Though yesterday’s Inoki selection did surprise me in the end, I was still much more excited to see this tea come out of the box today. I was up very early this morning, so I actually managed to fit in two gongfu sessions (this and Tea Thoughts) before leaving for the office, so the day was off to a pretty solid start!

First couple infusions of this were highly buttery and soft, to the point where I’m not entirely unconvinced that this wasn’t potentially flavoured? If it was flavoured I do think it was a pretty restrained amount of flavouring, but definitely more buttery than you would typically see “naturally occur” with a milk oolong/jin xuan. Though I think there’s a lot of flavoured milk oolong passed off as “just tea” to unsuspecting tea shop owners AND customers alike, in general I’m not anti-flavoured milk oolongs. There is something to be said about the consistency that flavouring can bring, especially with tea styles like this that are very weather dependent – something which can be pretty hard to predict and recreate. But if I’d thought there was a possibility there was flavouring in this tea I probably would have picked a different brewing vessel…
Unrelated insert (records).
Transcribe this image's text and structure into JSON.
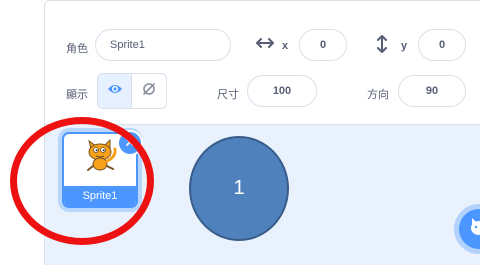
{
  "sprite_info": {
    "name_label": "角色",
    "name_value": "Sprite1",
    "x_label": "x",
    "x_value": "0",
    "y_label": "y",
    "y_value": "0",
    "show_label": "顯示",
    "size_label": "尺寸",
    "size_value": "100",
    "direction_label": "方向",
    "direction_value": "90"
  },
  "sprite_list": {
    "sprites": [
      {
        "name": "Sprite1",
        "selected": true
      }
    ]
  },
  "annotation": {
    "badge_text": "1"
  },
  "icons": {
    "x_axis": "horizontal-arrows-icon",
    "y_axis": "vertical-arrows-icon",
    "show": "eye-icon",
    "hide": "eye-slash-icon",
    "delete": "close-icon",
    "add_sprite": "choose-sprite-icon",
    "sprite_thumb": "scratch-cat-icon"
  },
  "colors": {
    "accent": "#4c97ff",
    "highlight_ring": "#ee1111",
    "badge": "#4f81bd",
    "text": "#575e75",
    "list_bg": "#e9f1fc"
  }
}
Another reason I think it may have been flavoured (or "scented) is that by the third steep all of that buttery flavour was basically gone, and not in a gradual declining of flavours sort of way but more in a ‘you steeped it all out’ sort of vibe. However, I actually LOVED the flavours that remained afterwards. It was very smooth, lush and floral with quite distinctive notes of violets and lilacs that were round feeling on the palate and lingered lightly after the swallow leaving that sort of flower nectar sweetness on the bed of the tongue.

So, in the end, I really enjoyed this tea even if I have some light questions about the authenticity of it or not. To be perfectly clear, I’m NOT accusing Inoki of anything. I don’t know if they know it’s flavoured or not, and there are so many potential circumstances that could be at play here. They never outright said it wasn’t flavoured or scented in the info that comes with the advent, and I’ve also seen soooo many cases where the tea shops either didn’t know their milk oolong was flavoured out of ignorance or were just flat out lied to by the people who wholesaled it to them that they trusted. It’s shockingly quite common.

Today’s Advent Photos: https://www.instagram.com/p/DDF43CoyYo2/?img_index=1

Song Pairing: https://www.youtube.com/watch?v=2_qS83R9t5c&ab_channel=MICHELLE

Leafhopper

I just checked their website and wow, that advent calendar isn’t cheap! I’m not sure you’d expect flavoured jin xuan at that price, especially as they say all their tea is natural. Their tea baths look nice, though again, you’re paying for the “curated” experience.